The rise of “the project” as an important means of competing and creating value has profound implications for those in leadership roles. Unfortunately, in many cases, the evolution in leadership practices has not kept pace with the needs of project teams or the needs of organizations struggling to develop competence at executing on projects.
Our traditional models of leadership emphasize the development of skills and practices that focus on individuals and teams generally operating under the umbrella of a single functional leader. However, firms moving towards a project-focused culture tend to start by overlaying a matrix form project management structure on top of the traditional functional orientation. This new and non-traditional environment offers a host of new problems and challenges for leaders used to being masters of their own domains.
As a sidebar, while the project management discipline is well established and the role of the formal project manager is growing in importance and popularity, both my own anecdotal evidence and the many reports and studies on project performance indicate that we’ve not yet cracked the code on managing projects for success. In my work as a consultant and as a project management educator at the graduate level, I have few qualms in suggesting that the majority of the organizations that attempt what I’ve described above…imposing a matrix format on a functional orientation, struggle and flounder with their projects. Leadership or the lack of appropriate leadership support is a key issue in project failure.
8 Suggestions for Leading and Succeeding Inside the Project Matrix
- First, recognize that the rules of the game have changed. Your mission is no longer about optimizing results within your functional boundaries. Your emphasis is on providing resources and support for teams that aren’t yours.
- You enhance your position by supplying the strongest possible talent for work on project teams, not by hoarding this talent for your own purposes. Pony up.
- Your talent development efforts must now incorporate the development of skills and experience working within the matrix. Translation: you need to help teach and develop individuals that are comfortable and competent working on multiple initiatives for multiple teams.
- From time to time, complex project challenges will require your functional area’s direct support for resolution. This is a time for you and your colleagues to shine. Run, don’t walk and offer your help.
- Be aware of fluctuations and perturbations in the matrix. The brunt of the stress and complexity falls on the people doing the work. Communication, problem-solving, negotiation and prioritization are all complex in a matrix environment, and you can help by stepping in and facilitating solution development. Your efforts to reduce stress and complexity will pay off in the form of increased team performance and improved project execution.
- Hug a project manager today. OK, maybe not literally, but it’s a great practice to reach out and cultivate a relationship with your firm’s project managers. These busy individuals are at the epicenter of a firm’s key initiatives and have a unique view on the challenges, opportunities and the organization’s talent pool. Plus, develop a good reputation for supporting the project managers and this will pay dividends when you are looking for support for initiatives that impact your area of responsibility.
- Leverage the emerging project environment to expand your reach and grow your career. Top management is looking for leaders that understand how to help make things happen in an increasingly complex and hostile global marketplace. Your active involvement and contribution to project team success will highlight that you’ve moved beyond yesterday’s approaches to leading.
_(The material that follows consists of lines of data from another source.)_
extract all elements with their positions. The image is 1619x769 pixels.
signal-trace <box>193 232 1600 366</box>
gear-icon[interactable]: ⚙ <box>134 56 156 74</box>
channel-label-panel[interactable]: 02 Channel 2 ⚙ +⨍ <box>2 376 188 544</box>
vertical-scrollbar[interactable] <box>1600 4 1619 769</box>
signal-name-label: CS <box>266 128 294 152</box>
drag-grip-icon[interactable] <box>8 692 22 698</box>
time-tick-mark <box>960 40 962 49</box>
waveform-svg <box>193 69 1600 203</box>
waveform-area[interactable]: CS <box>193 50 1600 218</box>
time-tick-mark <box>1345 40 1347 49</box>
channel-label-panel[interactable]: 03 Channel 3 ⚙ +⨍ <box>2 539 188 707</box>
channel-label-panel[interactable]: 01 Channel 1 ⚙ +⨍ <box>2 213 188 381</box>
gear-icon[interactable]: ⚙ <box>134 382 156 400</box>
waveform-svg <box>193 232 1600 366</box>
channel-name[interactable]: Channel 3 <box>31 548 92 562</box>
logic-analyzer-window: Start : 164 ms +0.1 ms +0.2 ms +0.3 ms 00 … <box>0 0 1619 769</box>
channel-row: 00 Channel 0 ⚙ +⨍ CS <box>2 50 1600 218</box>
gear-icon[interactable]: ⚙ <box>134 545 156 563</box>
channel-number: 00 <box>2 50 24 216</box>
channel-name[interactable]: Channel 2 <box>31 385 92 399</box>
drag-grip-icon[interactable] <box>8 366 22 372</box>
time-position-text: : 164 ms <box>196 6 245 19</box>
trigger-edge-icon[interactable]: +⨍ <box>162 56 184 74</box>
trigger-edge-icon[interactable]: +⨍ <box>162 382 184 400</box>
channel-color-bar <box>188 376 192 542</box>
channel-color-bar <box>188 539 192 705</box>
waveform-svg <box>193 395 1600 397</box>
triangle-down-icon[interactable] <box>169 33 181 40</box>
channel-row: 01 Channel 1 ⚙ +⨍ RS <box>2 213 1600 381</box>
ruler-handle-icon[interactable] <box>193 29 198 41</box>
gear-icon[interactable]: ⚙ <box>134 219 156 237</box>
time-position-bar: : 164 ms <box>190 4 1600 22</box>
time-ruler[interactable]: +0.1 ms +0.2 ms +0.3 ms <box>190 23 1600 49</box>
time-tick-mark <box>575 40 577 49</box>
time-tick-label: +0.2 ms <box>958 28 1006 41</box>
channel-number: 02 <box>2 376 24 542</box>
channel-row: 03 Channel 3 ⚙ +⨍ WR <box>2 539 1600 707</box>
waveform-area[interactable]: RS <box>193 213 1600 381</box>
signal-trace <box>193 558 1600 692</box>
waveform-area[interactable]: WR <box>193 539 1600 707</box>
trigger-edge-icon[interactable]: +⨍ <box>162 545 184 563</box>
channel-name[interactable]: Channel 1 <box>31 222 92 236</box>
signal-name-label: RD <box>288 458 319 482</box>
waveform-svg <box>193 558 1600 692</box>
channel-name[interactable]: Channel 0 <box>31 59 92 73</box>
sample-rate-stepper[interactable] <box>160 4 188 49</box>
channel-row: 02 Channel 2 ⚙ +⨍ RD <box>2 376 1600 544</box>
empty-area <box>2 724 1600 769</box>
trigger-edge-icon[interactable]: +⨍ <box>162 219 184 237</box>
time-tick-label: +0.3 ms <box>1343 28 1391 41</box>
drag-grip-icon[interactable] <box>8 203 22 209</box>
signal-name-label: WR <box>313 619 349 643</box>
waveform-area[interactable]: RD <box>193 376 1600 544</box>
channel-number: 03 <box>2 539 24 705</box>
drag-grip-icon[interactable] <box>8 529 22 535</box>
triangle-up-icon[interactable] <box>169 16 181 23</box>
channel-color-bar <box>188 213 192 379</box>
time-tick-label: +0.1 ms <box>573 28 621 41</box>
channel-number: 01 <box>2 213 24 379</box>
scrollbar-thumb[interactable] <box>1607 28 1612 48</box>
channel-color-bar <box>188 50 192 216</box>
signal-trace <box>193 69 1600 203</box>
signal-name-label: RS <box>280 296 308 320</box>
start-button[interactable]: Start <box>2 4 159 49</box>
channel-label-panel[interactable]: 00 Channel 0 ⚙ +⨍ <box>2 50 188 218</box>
- Master the role of project sponsor. If you are at the level where you are eligible to serve as a project sponsor, sign-on and do everything possible to help the project succeed. Don’t make the common mistake of viewing this role as a token or honorary position. Good sponsors work hard to support their project teams. And don’t forget the Kevlar vest for others outside your project team that will have plenty of reason to take aim should things go wrong. This is the time when great sponsors shine.
The Bottom-Line for Now:
Never turn down an opportunity to enhance your leadership skills. The increasingly important project-orientation of organizations offers a myriad of opportunities for you to develop new skills and try on new approaches. You can remain stubborn and insist on leading from a functional view-point, but in this case, your view might just be from the back of the unemployment line. It’s time to enter the matrix.